I liked day 8. It made me feel clever when I worked it out. Spoilers follow as usual, and my solution is here.

There are a few classes of puzzle that show up time and time again in Advent of Code. One of these is the virtual machine puzzle. That's where it gives you some computer code, and the task is to make something that can run it.

Remember I mentioned Intcode from 2019? That was a virtual machine puzzle writ large. It was built up over multiple puzzle-days and ended up as a fully functional computer, capable of performing any computation and even able to talk to external hardware. It was a masterpiece of puzzle design.

This is not that complicated. Today, we've got a simple instruction set. There are three things our hypothetical computer can do: add a number to another number, jump forward or backward in its instruction list, or just do nothing and move on to the next step. It's not really a proper computer, just a slightly convoluted adding machine.

(Maybe I should go into exactly what a universal computer and Turing-completeness mean some time. Be a fun writing exercise.)

Something this simple wouldn't take me long at all in a language I already know, but as previously established, I've been learning Haskell this year. Haskell is a pure functional programming language. What this means is it doesn't follow step-by-step instructions like another language like C or Python would. It feeds the results of various functions into each other in a long pipeline. This makes having it pretend to be a step-by-step computer... challenging.

A challenge I greatly enjoyed.

The thing with a pure functional programming language is that it doesn't really have state. If you run the same function with the same inputs twice, you will get the same output both times, always. There are two ways around this.

The first of these you've already seen me use. It's recursion - the function calls itself for the next step with slightly different input. That would have worked here, because the pretend adding machine only keeps track of two numbers internally - the results of its adding, and the instruction number it's on. It'd be pretty easy to keep passing those to the next step.

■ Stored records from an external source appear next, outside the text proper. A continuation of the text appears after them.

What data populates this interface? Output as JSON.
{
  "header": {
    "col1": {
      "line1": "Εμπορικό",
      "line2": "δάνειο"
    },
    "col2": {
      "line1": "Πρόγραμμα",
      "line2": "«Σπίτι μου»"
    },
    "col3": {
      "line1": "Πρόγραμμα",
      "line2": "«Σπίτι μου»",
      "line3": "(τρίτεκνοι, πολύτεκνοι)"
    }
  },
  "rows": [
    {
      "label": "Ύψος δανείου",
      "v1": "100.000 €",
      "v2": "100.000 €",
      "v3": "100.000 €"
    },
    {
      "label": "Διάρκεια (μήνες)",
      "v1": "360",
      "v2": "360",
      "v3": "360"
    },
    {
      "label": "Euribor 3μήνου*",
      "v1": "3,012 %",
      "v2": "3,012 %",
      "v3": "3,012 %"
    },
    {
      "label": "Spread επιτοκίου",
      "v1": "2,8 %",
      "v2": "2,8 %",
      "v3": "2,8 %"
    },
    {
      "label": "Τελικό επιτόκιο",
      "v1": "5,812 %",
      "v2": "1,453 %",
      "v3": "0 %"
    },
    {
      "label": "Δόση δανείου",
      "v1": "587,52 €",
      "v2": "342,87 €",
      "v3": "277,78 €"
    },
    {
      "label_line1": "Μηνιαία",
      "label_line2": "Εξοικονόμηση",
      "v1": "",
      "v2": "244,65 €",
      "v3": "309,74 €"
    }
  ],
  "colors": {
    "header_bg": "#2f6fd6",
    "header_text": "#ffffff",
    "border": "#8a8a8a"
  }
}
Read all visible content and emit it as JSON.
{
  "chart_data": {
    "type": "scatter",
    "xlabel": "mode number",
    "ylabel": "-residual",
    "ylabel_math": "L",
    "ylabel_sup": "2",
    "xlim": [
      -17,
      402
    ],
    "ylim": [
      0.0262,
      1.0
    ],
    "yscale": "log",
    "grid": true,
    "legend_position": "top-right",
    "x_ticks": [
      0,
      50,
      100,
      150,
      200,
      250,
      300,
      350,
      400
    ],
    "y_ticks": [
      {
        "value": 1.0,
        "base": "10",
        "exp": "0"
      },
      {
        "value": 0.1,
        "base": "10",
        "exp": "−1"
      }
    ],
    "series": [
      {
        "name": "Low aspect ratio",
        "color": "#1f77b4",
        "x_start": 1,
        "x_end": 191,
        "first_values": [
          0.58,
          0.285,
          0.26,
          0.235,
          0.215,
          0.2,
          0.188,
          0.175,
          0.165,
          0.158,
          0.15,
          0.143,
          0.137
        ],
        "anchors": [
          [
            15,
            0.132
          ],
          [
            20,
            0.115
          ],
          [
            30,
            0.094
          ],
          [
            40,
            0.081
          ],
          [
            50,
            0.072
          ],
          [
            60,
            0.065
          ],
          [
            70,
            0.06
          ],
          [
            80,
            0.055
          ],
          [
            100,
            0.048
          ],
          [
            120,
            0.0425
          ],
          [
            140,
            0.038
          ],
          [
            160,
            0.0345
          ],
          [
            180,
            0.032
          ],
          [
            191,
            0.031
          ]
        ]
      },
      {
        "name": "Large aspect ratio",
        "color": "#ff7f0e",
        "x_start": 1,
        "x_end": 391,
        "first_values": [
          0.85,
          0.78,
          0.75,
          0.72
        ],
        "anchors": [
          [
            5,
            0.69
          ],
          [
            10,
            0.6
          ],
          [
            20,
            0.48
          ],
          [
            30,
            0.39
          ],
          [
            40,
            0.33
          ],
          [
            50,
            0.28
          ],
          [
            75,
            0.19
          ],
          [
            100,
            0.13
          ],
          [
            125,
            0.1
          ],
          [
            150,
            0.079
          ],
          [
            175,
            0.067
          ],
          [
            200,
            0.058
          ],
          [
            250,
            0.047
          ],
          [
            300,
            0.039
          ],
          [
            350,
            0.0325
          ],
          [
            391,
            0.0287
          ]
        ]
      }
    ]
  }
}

That is insufficiently needlessly elaborate.

The second way, which is what I actually did, is to use something called a monad. It's a way for a functional language like Haskell to pretend to have state. Behind the scenes, it's still doing recursion for you. It's just easier to write. My friend Emi did an excellent introduction to the topic on their own site, and I heartily encourage you to have a read.

To summarise: when working with monads, you have actions instead of functions. Those take the existing state, do something with it, and give back the resulting changed state. You step through various actions not unlike how you would in an imperative programming language.

Definitely hit a few pitfalls on the way, though! This is a new way of working in Haskell, with its own syntax and rules that are slightly different from non-monadic stuff.

I fell into the trap of thinking the return function does the same thing a return does in an imperative language - drops you out of the function with the value you give it. Nope, nope, nope, it's just badly named. What it actually does is give you an action that will always produce the value you give it, regardless of the current state.